WhatfettleOne CSV, thirty stories: 9. Yearly

This is day 9 of One CSV, 30 stories a series of articles exploring price paid data from the Land Registry found on GOV.UK. The code for this and the other articles is available as open source from GitHub

I’d declared yesterday’s post a bit meh, but on reflection it highlighted an interesting anomaly, an intensification of the number of transactions around the £250k price-point, but how does that relate to the overall number of transactions?

We can quickly crate a list of the number of transactions per-year by cutting the date from the price-paid CSV, stripping off the -MM-DD part and counting the number of lines for each year:

 cut -f2 < pp.tsv |
	sed 's/-.*//' |
	sort |
	uniq -c |
	awk '{print $2 "⋯" $1}'
1995	766098
1996	930498
1997	1061710
1998	1027447
1999	1177016
2000	1114549
2001	1231181
2002	1337684
2003	1246935
2004	1261448
2005	1052475
2006	1315598
2007	1262214
2008	644178
2009	619394
2010	657886
2011	655603
2012	654353
2013	792356
2014	516948

Turning once again to gnuplot, our current hammer of choice. The following script:

set terminal png font "helvetica,14" size 1600,1200 transparent truecolor
set output "/dev/stdout"
set key off
set style data histogram
set style fill solid border
set ylabel "Number of transactions"
set format y "%.01s%c"
set yrange[0:*]
set xlabel "Year"
plot "/dev/stdin" using 2:xtic(1) lc rgb "black"

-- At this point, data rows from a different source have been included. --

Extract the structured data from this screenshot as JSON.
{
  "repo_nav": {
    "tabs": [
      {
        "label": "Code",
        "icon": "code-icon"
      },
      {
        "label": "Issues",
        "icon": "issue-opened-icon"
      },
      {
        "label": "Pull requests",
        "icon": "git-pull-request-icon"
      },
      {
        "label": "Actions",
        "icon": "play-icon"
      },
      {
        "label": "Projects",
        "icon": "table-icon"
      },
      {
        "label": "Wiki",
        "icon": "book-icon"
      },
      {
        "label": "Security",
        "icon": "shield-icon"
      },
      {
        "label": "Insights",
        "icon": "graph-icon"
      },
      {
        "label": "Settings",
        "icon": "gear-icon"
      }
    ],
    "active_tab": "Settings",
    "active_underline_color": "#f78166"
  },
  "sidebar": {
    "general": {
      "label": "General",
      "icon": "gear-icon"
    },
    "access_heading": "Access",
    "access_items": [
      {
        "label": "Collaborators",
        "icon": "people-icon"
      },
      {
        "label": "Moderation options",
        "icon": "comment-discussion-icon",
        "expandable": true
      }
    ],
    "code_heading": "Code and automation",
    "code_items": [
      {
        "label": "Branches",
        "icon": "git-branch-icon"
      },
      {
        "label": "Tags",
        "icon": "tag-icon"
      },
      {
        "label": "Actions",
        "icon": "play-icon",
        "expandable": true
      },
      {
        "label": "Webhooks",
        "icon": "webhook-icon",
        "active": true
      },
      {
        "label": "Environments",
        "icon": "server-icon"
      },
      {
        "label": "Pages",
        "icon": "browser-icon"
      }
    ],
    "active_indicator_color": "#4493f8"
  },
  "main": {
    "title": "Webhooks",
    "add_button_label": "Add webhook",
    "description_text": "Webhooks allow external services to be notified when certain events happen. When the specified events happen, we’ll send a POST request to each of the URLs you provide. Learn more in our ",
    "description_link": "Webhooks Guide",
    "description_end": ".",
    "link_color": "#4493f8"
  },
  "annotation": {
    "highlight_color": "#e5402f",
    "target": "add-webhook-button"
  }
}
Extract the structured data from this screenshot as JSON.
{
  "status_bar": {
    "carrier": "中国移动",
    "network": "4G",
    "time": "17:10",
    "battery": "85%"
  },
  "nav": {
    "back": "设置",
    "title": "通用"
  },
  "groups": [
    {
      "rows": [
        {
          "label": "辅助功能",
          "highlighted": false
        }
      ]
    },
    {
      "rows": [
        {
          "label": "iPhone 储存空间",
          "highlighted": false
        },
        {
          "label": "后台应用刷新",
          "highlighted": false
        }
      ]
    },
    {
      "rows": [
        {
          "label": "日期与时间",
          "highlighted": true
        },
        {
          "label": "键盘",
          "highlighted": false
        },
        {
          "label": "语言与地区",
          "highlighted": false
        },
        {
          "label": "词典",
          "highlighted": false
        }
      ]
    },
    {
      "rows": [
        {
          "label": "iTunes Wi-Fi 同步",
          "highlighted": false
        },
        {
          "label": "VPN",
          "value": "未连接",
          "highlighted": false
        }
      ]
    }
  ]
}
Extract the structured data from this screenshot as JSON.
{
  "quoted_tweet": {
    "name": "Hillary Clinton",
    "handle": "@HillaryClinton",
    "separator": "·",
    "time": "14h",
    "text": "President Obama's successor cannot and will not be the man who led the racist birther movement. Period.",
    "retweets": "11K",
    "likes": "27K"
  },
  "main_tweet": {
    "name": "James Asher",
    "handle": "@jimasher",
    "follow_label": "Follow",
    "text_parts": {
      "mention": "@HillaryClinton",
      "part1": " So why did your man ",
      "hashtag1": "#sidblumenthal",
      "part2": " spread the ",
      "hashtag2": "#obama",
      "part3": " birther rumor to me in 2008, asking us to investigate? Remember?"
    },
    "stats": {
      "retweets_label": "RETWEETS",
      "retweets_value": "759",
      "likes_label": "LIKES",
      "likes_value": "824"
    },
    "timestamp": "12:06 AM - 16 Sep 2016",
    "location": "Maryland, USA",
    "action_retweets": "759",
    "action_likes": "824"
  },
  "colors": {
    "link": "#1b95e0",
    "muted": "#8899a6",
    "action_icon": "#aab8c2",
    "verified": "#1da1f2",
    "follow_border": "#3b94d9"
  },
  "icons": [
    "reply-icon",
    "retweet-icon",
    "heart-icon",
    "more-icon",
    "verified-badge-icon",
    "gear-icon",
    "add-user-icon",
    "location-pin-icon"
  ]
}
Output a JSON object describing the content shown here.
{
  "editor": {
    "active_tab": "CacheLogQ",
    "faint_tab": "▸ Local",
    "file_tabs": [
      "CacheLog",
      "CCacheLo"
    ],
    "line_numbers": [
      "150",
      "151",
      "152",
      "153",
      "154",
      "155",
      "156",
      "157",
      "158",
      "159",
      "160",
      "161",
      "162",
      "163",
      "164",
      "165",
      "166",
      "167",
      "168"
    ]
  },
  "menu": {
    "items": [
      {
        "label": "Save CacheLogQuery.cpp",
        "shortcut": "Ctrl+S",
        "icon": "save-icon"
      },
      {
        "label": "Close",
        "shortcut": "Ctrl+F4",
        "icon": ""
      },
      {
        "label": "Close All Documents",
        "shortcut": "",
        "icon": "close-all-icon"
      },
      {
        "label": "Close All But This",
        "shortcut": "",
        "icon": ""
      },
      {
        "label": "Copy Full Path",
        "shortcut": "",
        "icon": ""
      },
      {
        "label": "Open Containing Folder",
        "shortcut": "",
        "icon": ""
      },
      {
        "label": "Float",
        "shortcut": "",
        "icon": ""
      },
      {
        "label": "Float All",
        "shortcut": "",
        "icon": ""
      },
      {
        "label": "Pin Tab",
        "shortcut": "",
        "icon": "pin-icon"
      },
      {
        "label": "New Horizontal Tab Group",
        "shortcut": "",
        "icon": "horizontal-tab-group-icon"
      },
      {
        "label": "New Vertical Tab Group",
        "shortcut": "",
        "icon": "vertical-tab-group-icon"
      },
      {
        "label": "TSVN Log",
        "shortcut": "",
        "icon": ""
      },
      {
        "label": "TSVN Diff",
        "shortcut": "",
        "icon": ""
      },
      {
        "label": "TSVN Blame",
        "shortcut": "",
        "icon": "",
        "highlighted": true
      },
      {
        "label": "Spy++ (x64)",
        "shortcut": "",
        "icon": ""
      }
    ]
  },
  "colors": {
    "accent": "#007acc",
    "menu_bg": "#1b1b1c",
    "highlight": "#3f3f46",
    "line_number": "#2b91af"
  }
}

turns the figures into a histogram:

Number of transactions by year

Which illustrates how the increasing intensity of yesterday’s heatmap at the lower price bands comes at a time when the volume of transactions are half of their peak. This is either an interesting lead, or raises questions over how the data is collated.

This isn’t the post I worked on today, and changes the direction of tomorrow‘s post. That’s my being agile, innit?